On the surface, this photo seems fairly straightforward. There’s a boy standing on crutches looking at two children across the way. The camera is placed at the boy’s eye level, so I see the world from his vantage point. He’s a smallish figure, just a little boy framed by a large doorway. For me, the composition shows his sense of loss and isolation. The walls and door seem to loom over him. They’re like a visual metaphor showing how his injury overshadows him, upending his childhood and challenging his days.

The diagonal lines of the door panel send my eye past the boy to the two children seated on the stoop. As the boy regards the children across the way, his position in the frame accentuates the gulf that separates him from his playmates. There’s a tentativeness in the boy’s body language, which gives me a glimpse of what he must be feeling.

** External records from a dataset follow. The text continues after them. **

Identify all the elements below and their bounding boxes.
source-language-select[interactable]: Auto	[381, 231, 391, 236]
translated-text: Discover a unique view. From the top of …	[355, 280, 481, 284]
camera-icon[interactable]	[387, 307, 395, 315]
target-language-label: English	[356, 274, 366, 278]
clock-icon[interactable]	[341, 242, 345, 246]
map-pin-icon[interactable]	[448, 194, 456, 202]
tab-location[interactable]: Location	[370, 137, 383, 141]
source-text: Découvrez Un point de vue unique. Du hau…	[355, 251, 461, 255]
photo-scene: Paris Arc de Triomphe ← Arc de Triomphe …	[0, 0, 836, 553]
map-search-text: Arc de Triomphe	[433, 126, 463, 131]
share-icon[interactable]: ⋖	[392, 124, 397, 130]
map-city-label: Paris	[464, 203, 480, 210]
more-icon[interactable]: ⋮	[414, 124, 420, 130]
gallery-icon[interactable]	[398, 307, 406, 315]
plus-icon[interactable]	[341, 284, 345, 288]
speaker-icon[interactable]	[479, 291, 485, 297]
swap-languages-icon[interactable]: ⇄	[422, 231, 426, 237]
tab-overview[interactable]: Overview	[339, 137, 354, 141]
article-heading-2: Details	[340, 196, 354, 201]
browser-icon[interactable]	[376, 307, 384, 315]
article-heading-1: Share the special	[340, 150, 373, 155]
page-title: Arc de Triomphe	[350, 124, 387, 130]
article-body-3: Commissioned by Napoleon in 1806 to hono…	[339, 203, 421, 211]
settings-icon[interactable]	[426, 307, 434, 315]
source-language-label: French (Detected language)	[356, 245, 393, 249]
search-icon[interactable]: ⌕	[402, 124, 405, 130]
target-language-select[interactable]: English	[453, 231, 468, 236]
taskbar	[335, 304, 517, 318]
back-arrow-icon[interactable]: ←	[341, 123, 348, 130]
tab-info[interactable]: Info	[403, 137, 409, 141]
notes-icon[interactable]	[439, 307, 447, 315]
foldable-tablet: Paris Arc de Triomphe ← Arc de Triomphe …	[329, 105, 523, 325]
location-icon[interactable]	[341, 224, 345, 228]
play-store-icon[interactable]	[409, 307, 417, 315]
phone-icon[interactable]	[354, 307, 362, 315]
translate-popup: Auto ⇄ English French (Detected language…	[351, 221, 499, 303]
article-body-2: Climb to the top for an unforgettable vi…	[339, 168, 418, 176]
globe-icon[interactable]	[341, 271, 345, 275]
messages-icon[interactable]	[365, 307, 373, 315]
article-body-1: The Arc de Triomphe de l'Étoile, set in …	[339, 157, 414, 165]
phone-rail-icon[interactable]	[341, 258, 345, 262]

It’s easy to imagine the boy’s mother standing somewhere in the shadows, her hands clasped in hope that her little boy will somehow be able to heal from this tragedy. This photo makes me share Park’s empathy for the boy’s plight. There’s vulnerability there, but also dignity.

An Invitation

The exhibit “Gordon Parks: The New Tide, Early Work 1940-1950” will be at the National Gallery of Art in Washington, D.C. until Feb 19th of next year. I hope you get a chance to see the show.

After taking a year off, I’m excited to be writing again for The Vision Thing. After looking at Gordon Park’s work, I kept wanting more and this post ended up longer and more detailed than I expected.

So, what are your thoughts? Too much information? Just right? Your comments are always welcome.